Health insurance in the United States has a structural history of indemnity insurance. The philosophical underpinning is that health insurance should be sufficient to pay for the activities and procedures that get a worker back on his feet and back to work after an accident or unexpected illness. It aims to intervene in short bursts without long sustaining interventions. The goal is to get someone back to health after a temporary downturn.
This plays out in benefit design. For instance, Medicare (which follows the indemnity model) covers the first sixty days of hospitalization at a high benefit level, the next thirty at a medium level and then the regular benefit runs out. There is a lifetime reserve of 60 days where Medicare effectively pays 50% of the base rate, and after those are exhausted, Medicare covers nothing. My personal insurance covers 25 physical therapy sessions a year.
These are limited, acute situations that are being covered. They are not long term nor chronic conditions where improvement is a low probability event.
Medicaid is not like Medicare or most private health insurance in this country. Medicaid is schizophrenic in its benefit design. For relatively healthy and young people who have Medicaid, it is functionally similar to Medicare or any other insurance plan. People go to the doctor’s office, get a prescription, and perhaps pay a small co-pay and then go home. There is nothing unusual in Medicaid being a dessert topping here.
However, Medicaid serves a second function that no other health insurance program serves. It is the payer of last resort for long term care in this country. Medicaid eligibility for nursing home care is fairly restrictive — people who qualify can not have a significant number of assets in their name. Medicaid is also a floor wax.

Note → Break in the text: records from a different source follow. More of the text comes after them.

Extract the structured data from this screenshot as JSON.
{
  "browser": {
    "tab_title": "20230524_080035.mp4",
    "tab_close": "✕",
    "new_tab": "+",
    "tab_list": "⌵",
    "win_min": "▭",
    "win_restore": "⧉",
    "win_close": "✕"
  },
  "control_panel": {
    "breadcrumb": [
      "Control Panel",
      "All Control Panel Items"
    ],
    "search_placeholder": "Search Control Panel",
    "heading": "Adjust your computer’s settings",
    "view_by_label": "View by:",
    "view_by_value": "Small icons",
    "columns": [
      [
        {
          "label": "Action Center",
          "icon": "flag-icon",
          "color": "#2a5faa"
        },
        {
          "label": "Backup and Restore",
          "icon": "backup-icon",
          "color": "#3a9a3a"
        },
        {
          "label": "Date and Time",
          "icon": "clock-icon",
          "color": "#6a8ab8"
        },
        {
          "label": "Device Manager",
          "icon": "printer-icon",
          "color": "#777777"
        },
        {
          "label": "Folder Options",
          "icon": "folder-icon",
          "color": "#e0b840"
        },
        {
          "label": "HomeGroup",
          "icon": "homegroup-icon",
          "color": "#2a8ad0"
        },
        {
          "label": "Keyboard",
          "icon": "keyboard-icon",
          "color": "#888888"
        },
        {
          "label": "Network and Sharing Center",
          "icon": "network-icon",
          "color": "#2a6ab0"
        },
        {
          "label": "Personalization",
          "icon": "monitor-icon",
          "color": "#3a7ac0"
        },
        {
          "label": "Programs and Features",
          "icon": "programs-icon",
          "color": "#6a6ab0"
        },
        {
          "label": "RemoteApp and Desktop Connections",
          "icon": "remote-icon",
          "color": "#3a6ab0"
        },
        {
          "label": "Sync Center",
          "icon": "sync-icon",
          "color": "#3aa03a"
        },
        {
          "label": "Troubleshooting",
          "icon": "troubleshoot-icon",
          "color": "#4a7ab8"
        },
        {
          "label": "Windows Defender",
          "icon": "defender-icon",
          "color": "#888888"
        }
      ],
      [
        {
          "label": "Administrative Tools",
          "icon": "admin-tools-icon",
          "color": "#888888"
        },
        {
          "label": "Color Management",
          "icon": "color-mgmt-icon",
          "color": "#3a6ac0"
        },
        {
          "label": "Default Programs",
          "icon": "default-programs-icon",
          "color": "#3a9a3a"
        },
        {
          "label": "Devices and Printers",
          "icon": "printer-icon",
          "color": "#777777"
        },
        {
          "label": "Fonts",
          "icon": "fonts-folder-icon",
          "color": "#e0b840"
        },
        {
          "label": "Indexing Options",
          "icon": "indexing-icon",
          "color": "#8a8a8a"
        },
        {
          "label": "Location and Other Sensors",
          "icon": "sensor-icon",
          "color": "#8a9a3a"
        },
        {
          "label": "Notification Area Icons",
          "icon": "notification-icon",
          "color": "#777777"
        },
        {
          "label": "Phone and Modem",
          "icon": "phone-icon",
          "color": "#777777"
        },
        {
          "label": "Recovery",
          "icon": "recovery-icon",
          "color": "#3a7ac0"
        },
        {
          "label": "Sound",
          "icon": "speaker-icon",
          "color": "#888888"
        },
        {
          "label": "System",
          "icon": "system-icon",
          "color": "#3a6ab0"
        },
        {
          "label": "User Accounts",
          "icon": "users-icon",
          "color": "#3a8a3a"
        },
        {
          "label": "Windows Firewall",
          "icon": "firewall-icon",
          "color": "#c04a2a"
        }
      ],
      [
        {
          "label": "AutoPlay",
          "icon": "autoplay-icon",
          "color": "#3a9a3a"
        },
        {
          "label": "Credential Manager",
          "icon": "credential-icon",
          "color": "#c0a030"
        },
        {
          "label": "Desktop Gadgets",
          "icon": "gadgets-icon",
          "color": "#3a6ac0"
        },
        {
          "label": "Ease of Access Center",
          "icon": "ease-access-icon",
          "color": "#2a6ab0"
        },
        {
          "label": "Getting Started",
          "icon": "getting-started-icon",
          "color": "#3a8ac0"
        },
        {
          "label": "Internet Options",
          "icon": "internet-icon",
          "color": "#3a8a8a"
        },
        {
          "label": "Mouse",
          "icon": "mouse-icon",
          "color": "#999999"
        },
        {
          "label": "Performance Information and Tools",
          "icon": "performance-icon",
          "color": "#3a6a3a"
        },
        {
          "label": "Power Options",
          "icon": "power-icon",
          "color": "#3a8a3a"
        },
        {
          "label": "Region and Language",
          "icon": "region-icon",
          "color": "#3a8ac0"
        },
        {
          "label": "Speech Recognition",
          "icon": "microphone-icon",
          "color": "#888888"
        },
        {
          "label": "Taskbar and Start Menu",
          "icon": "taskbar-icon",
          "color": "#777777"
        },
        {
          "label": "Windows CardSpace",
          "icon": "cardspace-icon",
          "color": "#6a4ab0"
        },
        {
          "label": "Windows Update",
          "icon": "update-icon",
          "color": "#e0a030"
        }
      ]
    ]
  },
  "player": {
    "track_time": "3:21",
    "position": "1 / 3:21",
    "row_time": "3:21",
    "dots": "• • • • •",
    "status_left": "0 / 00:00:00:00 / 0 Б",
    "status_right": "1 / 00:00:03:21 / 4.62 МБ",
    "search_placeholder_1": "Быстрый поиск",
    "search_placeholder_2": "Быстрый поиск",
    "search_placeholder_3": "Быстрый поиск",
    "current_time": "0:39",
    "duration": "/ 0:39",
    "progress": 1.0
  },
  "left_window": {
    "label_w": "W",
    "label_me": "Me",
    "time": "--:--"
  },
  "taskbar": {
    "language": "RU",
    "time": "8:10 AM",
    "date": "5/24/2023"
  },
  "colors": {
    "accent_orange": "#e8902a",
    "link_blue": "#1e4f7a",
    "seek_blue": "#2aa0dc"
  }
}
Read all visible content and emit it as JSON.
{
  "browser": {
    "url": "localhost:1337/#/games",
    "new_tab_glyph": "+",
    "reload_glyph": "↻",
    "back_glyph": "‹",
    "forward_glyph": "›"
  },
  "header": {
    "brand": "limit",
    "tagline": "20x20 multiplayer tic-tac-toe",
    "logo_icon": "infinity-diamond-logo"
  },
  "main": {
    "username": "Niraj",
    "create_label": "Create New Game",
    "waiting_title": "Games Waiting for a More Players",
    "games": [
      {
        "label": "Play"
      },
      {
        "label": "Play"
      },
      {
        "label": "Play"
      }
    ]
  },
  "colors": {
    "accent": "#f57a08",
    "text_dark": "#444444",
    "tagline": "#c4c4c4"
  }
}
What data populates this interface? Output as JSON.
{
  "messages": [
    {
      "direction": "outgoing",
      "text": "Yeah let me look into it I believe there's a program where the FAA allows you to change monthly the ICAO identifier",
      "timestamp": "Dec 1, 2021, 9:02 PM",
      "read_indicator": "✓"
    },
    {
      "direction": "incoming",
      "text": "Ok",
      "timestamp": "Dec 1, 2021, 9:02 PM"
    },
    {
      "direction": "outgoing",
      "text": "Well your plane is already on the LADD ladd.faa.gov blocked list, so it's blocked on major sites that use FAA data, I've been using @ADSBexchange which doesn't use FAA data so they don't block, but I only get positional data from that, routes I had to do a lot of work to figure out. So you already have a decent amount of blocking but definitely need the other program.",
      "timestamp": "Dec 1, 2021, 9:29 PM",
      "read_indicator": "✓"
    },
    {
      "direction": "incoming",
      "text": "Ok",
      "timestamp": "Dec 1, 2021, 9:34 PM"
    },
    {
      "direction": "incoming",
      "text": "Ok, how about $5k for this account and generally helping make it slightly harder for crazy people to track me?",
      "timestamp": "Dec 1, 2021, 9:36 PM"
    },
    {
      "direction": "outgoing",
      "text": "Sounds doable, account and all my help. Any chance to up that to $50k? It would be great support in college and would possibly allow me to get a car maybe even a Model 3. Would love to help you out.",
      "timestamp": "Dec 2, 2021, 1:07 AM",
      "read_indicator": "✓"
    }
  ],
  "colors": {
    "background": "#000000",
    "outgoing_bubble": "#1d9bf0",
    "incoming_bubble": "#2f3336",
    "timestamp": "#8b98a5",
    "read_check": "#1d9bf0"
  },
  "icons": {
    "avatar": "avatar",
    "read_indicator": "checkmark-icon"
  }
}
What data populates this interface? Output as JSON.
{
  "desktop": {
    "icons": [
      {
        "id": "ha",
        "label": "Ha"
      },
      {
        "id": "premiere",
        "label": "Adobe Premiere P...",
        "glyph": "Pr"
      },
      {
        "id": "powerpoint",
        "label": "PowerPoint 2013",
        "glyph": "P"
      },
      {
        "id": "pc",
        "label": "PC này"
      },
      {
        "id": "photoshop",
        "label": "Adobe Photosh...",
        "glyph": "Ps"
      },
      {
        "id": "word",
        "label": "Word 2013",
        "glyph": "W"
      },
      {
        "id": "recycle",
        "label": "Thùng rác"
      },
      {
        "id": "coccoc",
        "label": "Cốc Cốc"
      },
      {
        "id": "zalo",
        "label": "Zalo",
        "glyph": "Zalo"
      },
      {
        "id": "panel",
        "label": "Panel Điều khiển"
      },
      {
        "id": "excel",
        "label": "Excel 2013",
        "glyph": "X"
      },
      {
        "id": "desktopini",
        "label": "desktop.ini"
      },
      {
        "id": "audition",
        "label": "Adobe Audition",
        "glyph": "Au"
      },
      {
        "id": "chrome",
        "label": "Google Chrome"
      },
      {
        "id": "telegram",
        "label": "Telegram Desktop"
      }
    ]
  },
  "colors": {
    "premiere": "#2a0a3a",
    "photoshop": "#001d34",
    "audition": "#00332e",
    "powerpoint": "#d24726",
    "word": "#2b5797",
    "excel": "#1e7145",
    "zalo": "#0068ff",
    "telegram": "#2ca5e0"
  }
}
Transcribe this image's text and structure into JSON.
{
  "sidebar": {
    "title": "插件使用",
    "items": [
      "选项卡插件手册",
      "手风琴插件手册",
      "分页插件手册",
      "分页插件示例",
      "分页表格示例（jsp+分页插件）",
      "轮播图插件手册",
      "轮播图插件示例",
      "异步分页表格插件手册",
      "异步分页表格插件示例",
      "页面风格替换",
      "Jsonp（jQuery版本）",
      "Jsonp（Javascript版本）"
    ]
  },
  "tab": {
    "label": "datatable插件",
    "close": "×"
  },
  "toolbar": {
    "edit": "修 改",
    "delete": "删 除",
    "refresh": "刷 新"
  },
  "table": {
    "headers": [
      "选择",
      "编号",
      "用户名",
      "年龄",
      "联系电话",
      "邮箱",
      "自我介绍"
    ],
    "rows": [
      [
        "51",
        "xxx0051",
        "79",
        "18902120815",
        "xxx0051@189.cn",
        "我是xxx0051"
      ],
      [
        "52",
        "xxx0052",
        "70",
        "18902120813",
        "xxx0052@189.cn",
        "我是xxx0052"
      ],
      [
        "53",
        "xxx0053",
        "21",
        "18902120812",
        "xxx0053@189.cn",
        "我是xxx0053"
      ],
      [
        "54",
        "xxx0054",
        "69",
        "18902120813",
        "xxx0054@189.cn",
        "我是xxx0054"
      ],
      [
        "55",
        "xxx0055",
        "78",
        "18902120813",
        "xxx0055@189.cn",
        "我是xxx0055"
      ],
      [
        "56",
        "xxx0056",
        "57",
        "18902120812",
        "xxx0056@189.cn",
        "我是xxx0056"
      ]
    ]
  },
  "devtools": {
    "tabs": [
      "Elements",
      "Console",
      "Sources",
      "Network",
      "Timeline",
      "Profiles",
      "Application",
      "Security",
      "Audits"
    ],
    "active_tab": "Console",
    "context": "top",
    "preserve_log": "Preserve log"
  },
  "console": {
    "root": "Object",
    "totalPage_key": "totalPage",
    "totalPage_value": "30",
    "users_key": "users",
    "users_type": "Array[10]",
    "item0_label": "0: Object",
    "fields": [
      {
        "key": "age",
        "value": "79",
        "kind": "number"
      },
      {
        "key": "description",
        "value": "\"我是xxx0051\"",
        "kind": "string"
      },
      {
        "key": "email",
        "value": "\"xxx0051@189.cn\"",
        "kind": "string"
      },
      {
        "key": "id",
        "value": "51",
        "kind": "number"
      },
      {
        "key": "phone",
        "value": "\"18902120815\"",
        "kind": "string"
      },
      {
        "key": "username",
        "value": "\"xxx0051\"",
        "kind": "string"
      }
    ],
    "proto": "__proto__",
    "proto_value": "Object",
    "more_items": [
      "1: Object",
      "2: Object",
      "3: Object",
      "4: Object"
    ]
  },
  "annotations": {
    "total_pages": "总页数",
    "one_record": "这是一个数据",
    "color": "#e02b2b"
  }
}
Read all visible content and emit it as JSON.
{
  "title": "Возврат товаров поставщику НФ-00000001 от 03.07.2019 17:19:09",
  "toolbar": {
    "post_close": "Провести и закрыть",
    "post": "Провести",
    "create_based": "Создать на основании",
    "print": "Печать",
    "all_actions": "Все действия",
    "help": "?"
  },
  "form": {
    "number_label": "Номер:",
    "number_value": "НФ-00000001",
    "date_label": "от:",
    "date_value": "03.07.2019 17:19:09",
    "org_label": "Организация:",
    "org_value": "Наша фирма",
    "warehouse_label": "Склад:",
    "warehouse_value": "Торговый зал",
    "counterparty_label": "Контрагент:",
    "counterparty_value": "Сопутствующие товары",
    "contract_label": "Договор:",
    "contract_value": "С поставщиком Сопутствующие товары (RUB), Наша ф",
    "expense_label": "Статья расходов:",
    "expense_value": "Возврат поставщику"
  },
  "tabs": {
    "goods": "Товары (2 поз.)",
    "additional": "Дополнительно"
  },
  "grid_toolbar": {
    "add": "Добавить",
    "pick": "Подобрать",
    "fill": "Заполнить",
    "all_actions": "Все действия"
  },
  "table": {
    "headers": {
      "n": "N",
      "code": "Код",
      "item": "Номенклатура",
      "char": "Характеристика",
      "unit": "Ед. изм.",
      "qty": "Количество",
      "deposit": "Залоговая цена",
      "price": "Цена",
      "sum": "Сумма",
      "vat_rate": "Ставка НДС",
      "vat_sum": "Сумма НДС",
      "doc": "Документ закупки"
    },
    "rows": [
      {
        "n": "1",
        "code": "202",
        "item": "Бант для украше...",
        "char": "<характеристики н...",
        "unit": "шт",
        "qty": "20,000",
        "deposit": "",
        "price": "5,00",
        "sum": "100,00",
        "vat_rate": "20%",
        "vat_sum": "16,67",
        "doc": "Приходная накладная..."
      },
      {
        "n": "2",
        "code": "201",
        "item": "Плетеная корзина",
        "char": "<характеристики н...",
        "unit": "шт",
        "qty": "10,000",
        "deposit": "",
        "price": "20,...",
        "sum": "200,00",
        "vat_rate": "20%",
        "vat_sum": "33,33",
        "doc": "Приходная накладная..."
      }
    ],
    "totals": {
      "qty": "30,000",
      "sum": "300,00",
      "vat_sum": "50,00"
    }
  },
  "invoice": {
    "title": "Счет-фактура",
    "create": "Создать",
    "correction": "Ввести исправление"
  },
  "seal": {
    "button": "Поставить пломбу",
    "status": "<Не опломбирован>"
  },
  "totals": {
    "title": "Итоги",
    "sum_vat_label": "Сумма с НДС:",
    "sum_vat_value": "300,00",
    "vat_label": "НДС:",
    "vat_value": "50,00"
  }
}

The federal floor is $2,000 in personal assets, although states may allow higher limits, and the signing over of most personal income. For instance a 67 year old on Social Security and needing Medicaid for nursing home care can expect to sign over 90% of their check to cover a portion of their nursing home expenses.
This dual nature of Medicaid instead creates a few odd rules. The first is the look-back rule. Since nursing home care is extremely expensive, Medicaid does not want to pay unless there is a clear need. If an individual with significant assets begins to transfer the ownership of those assets to family members right before Medicaid payments begin, Medicaid will go after those assets as a transfer meant to hide assets. Estate recovery is similar in that Medicaid can go after an estate for assets that it did not know about to cover the costs of nursing home care.
Medicaid’s ability to do so is restricted to individuals over the age of 55 and to those who get long term care. The goal is to provide an incentive for people to pay for their own long term care via either self-funding or the purchase of private long term care insurance.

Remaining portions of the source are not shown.